Kelakuan Pemuja Konten TikTok; Berburu Konten Apik di Area Tempat Tinggal Orang


Saya itu makin heran ya dengan kelakuan orang zaman sekarang terutama anak-anak muda.

Kok, rasanya tidak bisa puas jika melihat sesuatu yang terlihat indah terutama di media sosial seperti TikTok. Ada saja usaha untuk meromantisasi dan membuat siapa pun seakan ingin mengunjungi sebuah tempat. Entah kafe, warung makan, atau tempat apapun.

Efeknya tentu tem[at tersebut menjadi sangat ramai dikunjungi orang. Bukan ramai lagi bahkan cenderung membeludak. Penuh dengan orang-orang yang membawa aneka macam peralatan tempur. Mulai dari ponsel, kamere DSLR, mirrorless, dan kamera aksi, serta berbagai pendukungnya. Pendek kata, peralatan tempur harus tetap dibawa agar bisa mendapatkan konten sebaik-baiknya.
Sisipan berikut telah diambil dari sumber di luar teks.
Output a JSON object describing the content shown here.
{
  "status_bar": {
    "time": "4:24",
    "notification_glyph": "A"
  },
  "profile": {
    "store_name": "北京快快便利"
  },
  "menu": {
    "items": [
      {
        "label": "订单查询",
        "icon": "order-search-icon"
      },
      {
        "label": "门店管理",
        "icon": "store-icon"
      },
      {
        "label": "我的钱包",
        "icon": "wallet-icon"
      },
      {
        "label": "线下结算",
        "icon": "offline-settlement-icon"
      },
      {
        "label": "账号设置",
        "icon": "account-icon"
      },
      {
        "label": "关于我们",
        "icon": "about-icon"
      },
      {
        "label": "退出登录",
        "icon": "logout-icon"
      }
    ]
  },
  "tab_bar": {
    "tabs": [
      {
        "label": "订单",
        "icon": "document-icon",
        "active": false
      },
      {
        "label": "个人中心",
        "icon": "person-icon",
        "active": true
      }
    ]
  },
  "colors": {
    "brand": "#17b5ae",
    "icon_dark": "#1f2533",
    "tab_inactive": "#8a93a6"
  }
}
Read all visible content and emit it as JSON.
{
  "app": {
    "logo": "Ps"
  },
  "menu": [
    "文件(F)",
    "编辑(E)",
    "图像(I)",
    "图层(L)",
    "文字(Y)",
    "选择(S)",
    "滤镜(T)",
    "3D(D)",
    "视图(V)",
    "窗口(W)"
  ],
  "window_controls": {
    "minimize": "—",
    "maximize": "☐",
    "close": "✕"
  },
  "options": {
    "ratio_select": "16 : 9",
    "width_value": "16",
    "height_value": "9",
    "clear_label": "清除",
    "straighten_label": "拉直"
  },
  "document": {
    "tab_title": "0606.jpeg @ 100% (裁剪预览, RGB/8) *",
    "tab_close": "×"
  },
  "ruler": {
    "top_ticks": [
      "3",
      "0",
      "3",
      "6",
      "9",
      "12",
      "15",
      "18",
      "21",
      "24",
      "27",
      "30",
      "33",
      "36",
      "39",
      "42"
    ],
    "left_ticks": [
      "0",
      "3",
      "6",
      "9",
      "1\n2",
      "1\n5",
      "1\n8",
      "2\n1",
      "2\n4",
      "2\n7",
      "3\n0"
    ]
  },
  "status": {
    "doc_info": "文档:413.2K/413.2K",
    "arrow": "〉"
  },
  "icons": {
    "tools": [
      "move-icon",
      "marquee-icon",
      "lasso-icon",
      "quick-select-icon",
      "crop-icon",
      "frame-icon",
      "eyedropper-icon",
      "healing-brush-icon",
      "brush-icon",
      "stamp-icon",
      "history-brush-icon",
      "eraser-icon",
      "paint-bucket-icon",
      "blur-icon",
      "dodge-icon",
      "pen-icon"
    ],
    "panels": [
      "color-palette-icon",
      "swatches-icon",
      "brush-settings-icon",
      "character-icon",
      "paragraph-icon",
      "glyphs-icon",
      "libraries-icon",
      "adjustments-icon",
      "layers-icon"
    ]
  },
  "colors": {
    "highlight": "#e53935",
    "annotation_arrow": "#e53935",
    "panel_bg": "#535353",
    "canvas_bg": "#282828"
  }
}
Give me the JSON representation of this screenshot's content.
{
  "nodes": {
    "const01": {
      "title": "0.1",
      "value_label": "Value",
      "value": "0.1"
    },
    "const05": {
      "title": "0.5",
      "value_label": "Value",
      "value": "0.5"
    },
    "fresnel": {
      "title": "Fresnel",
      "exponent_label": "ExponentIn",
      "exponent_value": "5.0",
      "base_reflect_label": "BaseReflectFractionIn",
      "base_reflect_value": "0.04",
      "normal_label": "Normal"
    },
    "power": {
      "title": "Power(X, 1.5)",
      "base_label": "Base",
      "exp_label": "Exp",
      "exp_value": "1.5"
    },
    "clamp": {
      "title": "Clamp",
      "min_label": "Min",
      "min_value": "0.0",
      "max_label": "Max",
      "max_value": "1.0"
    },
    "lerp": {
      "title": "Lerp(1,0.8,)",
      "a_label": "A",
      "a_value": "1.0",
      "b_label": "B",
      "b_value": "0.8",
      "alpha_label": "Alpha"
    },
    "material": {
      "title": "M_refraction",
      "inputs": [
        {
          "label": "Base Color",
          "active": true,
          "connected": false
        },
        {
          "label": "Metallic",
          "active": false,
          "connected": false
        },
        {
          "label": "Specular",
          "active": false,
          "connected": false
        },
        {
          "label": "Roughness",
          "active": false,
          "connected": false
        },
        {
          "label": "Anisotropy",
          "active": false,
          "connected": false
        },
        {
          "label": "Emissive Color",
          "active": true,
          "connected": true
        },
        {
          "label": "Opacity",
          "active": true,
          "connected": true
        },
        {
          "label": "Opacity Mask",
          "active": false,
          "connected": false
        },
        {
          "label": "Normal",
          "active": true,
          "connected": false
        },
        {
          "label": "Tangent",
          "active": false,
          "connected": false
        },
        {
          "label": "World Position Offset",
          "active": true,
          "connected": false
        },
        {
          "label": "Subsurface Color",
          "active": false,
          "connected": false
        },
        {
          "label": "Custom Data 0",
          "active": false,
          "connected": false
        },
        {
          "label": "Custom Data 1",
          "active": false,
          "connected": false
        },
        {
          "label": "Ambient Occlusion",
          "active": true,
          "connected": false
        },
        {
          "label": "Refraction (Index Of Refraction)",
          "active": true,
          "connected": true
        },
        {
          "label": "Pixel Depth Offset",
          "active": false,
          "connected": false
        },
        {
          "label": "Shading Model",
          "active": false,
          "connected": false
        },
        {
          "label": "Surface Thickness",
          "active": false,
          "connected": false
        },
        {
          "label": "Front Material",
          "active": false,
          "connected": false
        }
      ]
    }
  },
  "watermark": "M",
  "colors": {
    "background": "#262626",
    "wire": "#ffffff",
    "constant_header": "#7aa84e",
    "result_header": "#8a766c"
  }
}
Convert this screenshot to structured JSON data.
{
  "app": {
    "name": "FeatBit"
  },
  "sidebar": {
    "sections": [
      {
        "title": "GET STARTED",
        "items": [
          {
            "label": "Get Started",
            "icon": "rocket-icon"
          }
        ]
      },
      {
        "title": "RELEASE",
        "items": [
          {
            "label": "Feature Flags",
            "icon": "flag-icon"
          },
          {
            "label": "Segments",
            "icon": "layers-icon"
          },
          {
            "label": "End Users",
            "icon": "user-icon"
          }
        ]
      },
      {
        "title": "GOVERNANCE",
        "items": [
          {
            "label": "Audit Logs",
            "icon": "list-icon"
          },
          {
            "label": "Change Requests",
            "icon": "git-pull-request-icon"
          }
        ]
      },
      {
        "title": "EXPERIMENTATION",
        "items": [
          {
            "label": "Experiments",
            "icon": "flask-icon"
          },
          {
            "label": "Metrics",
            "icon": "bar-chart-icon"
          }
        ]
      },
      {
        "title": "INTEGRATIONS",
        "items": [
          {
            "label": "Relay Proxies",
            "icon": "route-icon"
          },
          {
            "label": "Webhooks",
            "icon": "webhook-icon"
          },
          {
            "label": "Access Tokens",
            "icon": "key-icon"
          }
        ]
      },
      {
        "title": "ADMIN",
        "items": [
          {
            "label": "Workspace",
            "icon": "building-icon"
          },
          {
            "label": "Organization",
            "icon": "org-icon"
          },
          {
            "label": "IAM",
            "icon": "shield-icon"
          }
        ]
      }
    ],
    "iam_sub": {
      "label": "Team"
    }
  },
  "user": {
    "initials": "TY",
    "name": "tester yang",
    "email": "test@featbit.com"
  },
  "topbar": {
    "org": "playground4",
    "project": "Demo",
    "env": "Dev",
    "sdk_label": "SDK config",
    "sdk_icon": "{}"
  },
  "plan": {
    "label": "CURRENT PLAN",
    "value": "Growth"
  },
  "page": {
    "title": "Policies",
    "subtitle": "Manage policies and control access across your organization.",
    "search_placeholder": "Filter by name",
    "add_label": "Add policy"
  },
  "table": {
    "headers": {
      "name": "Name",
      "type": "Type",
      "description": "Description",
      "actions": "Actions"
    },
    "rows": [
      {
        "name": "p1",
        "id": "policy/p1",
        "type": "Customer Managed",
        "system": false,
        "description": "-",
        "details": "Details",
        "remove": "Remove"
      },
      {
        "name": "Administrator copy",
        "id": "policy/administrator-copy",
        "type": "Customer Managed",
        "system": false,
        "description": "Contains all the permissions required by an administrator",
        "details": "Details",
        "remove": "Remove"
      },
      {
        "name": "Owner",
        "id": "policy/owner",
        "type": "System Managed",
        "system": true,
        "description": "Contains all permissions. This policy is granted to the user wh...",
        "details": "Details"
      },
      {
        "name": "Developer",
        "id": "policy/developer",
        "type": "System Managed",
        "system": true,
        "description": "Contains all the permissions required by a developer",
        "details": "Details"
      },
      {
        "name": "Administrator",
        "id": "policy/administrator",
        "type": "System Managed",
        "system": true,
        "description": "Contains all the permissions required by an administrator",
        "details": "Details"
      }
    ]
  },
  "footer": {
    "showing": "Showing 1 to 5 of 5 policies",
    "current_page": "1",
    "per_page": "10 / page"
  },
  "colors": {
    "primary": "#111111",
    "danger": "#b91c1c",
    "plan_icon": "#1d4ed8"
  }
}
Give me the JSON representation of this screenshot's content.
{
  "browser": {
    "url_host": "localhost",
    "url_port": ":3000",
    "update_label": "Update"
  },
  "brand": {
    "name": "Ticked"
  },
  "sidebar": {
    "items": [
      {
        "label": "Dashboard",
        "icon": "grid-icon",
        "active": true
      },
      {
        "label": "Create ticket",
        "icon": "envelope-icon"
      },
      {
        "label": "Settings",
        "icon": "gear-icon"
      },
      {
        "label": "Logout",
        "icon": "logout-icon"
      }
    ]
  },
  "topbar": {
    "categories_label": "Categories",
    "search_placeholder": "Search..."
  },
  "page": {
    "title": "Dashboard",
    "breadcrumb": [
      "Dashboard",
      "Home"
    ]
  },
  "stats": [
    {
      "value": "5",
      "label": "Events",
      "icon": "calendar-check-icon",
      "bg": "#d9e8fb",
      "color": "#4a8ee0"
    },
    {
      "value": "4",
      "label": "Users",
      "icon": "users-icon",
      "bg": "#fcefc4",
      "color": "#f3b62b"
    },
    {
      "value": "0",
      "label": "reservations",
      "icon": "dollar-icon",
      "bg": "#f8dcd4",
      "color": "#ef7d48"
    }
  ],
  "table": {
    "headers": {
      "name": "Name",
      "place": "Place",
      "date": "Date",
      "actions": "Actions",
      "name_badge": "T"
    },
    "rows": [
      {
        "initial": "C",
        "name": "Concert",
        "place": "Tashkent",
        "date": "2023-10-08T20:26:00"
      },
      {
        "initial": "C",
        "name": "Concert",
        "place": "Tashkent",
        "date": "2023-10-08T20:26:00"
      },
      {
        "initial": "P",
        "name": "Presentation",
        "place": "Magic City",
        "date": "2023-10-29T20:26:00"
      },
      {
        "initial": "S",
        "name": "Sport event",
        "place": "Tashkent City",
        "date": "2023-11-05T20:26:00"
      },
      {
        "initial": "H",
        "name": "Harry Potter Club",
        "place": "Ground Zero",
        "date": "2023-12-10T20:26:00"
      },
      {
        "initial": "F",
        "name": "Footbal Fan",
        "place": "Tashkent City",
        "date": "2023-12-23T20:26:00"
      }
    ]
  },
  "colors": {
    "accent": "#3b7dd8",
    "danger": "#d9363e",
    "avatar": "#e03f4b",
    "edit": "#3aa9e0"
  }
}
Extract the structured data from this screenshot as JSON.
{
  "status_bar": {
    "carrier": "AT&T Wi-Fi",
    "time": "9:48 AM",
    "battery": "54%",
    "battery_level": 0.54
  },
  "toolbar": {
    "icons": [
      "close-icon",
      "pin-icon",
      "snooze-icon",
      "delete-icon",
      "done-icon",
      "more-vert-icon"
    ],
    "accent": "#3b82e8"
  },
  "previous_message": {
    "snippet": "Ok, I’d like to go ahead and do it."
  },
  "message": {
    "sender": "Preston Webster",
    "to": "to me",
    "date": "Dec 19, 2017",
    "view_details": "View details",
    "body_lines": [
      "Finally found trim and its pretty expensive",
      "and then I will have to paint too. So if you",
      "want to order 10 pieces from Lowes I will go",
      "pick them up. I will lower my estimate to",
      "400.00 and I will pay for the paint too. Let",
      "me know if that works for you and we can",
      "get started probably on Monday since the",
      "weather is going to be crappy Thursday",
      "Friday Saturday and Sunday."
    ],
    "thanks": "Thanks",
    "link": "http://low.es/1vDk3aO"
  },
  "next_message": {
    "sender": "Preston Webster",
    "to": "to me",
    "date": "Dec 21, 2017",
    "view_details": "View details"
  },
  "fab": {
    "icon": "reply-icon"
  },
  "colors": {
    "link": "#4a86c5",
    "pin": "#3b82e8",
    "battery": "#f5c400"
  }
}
Konten yang bisa langsung dipamerkan ke banyak orang terutama orang terdekat, mulai dari keluarga, teman dan rekan kerja. Konten yang bisa memuaskan diri bahwa mereka sudah berhasil untuk mencapai keinginan eksis yang bisa mendapatkan pengakuan dari banyak khalayak. Pujian, rasa bangga, tentu akan terpancar terlebih jika mereka bisa mengabadikan momen di tempat – yang menurut mereka – bagus dan layak dikunjungi.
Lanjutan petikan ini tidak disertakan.